Autre avancée notable: la bicuspidie n’est plus considérée comme une contre-indication. Après quelques études de petite taille laissant espérer un bénéfice avec les prothèses de dernière génération, une analyse du registre américain TVT a confirmé une absence de différence sur le critère principal associant mortalité globale et AVC à un an, après traitement TAVI sur près de 2 700 patients avec bicuspidie. Ceux -ci ont reçu la bioprothèse TAVI Sapien 3® (Edwards Lifesciences) implantée par ballonnet.

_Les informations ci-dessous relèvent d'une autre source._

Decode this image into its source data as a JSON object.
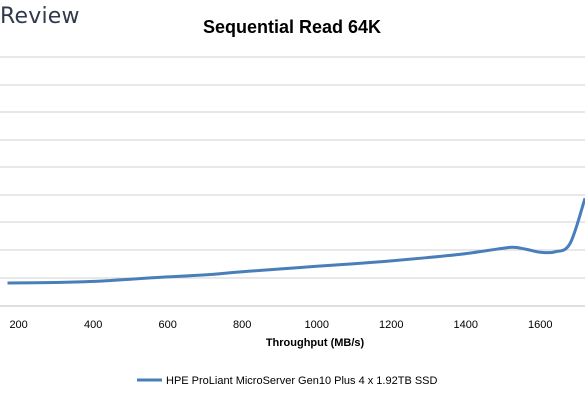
{
  "brand": {
    "text": "Review"
  },
  "chart_data": {
    "type": "line",
    "title": "Sequential Read 64K",
    "xlabel": "Throughput (MB/s)",
    "ylabel": "",
    "xlim": [
      150,
      1720
    ],
    "ylim": [
      0,
      10
    ],
    "x_ticks": [
      200,
      400,
      600,
      800,
      1000,
      1200,
      1400,
      1600
    ],
    "y_gridlines": [
      0,
      1,
      2,
      3,
      4,
      5,
      6,
      7,
      8,
      9,
      10
    ],
    "grid": true,
    "legend_position": "bottom",
    "series": [
      {
        "name": "HPE ProLiant MicroServer Gen10 Plus 4 x 1.92TB SSD",
        "color": "#4a7ebb",
        "points": [
          [
            170,
            0.0
          ],
          [
            300,
            0.02
          ],
          [
            400,
            0.07
          ],
          [
            500,
            0.17
          ],
          [
            600,
            0.27
          ],
          [
            700,
            0.36
          ],
          [
            800,
            0.5
          ],
          [
            900,
            0.62
          ],
          [
            1000,
            0.74
          ],
          [
            1100,
            0.85
          ],
          [
            1200,
            0.98
          ],
          [
            1300,
            1.13
          ],
          [
            1400,
            1.3
          ],
          [
            1480,
            1.49
          ],
          [
            1525,
            1.58
          ],
          [
            1560,
            1.5
          ],
          [
            1600,
            1.36
          ],
          [
            1640,
            1.38
          ],
          [
            1680,
            1.75
          ],
          [
            1720,
            3.75
          ]
        ]
      }
    ]
  }
}
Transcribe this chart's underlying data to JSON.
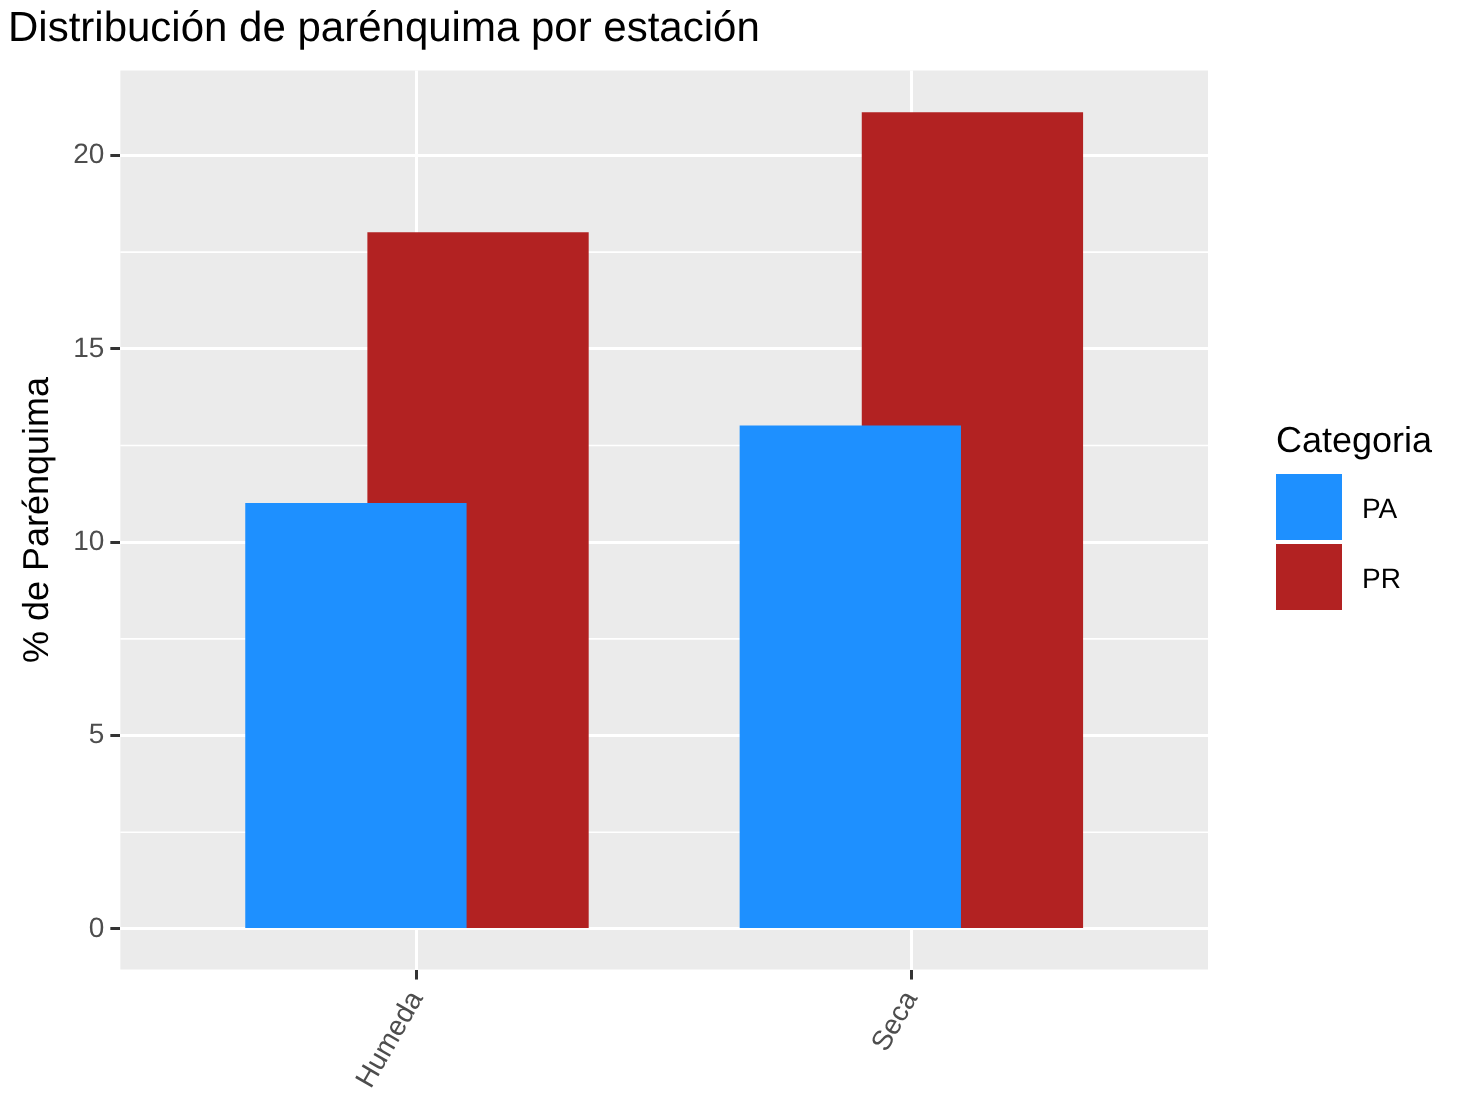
{
  "chart_data": {
    "type": "bar",
    "title": "Distribución de parénquima por estación",
    "ylabel": "% de Parénquima",
    "legend_title": "Categoria",
    "categories": [
      "Humeda",
      "Seca"
    ],
    "series": [
      {
        "name": "PA",
        "color": "#1e90ff",
        "values": [
          11,
          13
        ]
      },
      {
        "name": "PR",
        "color": "#b22222",
        "values": [
          18,
          21.1
        ]
      }
    ],
    "ylim": [
      -1.05,
      22.2
    ],
    "yticks": [
      0,
      5,
      10,
      15,
      20
    ],
    "grid": true,
    "legend": "right"
  }
}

Utilisée dans d’autres analyses du registre TVT moins conséquentes, mais tout aussi concluantes pour les patients biscuspides, la valve TAVI auto-expandables en supra-annulaire Evolut (Medtronic) a récemment été approuvée par la Food and Drug Administration (FDA) dans le traitement percutané des patients à haut risque ou à risque intermédiaire présentant cette anomalie, qui touche 0,5 à 2% de la population, a indiqué le Pr Folliguet.

 

Le MitraClip remboursé dans l’IM primaire

En parallèle de ces évolutions majeures dans la prise en charge des valvulopathies aortiques, des progrès sont également à noter dans le traitement de l’insuffisance mitrale et même tricuspide.

 

Tout d’abord, dans le traitement de l’insuffisance mitrale, la réparation percutanée bord à bord par la pose d’un MitraClip a obtenu son remboursement dans l’insuffisance primaire, a indiqué le Pr Folliguet. Recommandé dans un premier temps dans l’insuffisance mitrale secondaire chez les patients symptomatiques à risque opératoire élevé, ce traitement va donc s’élargir à la régurgitation mitrale primaire.

 

Ce remboursement fait suite à la publication de plusieurs études évaluant l’intérêt du dispositif par rapport à la chirurgie dans dans cette indication. « Ces études ont permis la validation des recommandations » concernant le traitement percutané de l’insuffisance mitrale primaire.

 

Dans le traitement de l’insuffisance mitrale secondaire associée à une insuffisance cardiaque sévère, des interrogations persistent toutefois sur la sélection des patients candidats à cette stratégie, après les résultats négatifs à deux ans de l’essai français MITRA-FR, en contradiction avec ceux de l’essai américain COAPT, a priori plus restrictif dans le choix des patients.

 

Approches mini-invasives en hausse

Les nouveautés dans le traitement de l’insuffisance mitrale concernent également la chirurgie avec une part de plus en plus importante des approches mini-invasives, grâce à la mise au point de prothèses de remplacement de la valve mitrale qui s’insèrent en passant par la zone apicale du coeur.

 

La prothèse Tendyme® (Abbott) est la prothèse actuellement la plus utilisée. Les études rapportent des taux des succès à 96% et une mortalité à un an de 26%, un taux « tout à fait acceptable », a commenté le chirurgien. Des résultats à deux ans, encore non publiés, montrent une absence de fuite résiduelle à deux ans chez 93% de patients opérés.

 

Le dispositif est désormais indiqué en deuxième intention, lorsque le MitraClip est contre-indiqué dans le traitement de l’insuffisance mitrale primaire et secondaire modérée à sévère chez les patients avec une FEVG ≥ 30% et une espérance de vie inférieure à cinq ans.

 

D’autres prothèses à insérer par voie transapicale sont en cours de validation. La voie endovasculaire est également explorée avec notamment la valve Céphéa®, qui s’implante en passant par la veine fémorale. Des techniques de réparation par pose de cordage ou par annuloplastie sont aussi en cours de développement, « avec des possibilités de combinaison ».

 

Des progrès sur la valve tricuspide

Du côté de la valve tricuspide, on peut également noter des progrès récents assez inespérés, tant cette valve est jugée difficile à opérer. L’essai TRILUMINATE a ainsi montré des résultats concluants dans le traitement de la fuite tricuspide par voie transcutanée avec le dispositif TriClip (Abbott), similaire au MitraClip (Abbott).

 

Le remplacement transcathéter de la valve tricuspide est aussi dans sa phase initiale. Le double-système de valves caves TricValve® s’appuyant sur l’implantation de deux stents valvés dans des veines caves est actuellement testé, tout comme le TriCinch® et le Cardioband®, des dispositifs d’annuloplastie, ou le Trialign® permettant une plastie tricuspide par voie jugulaire.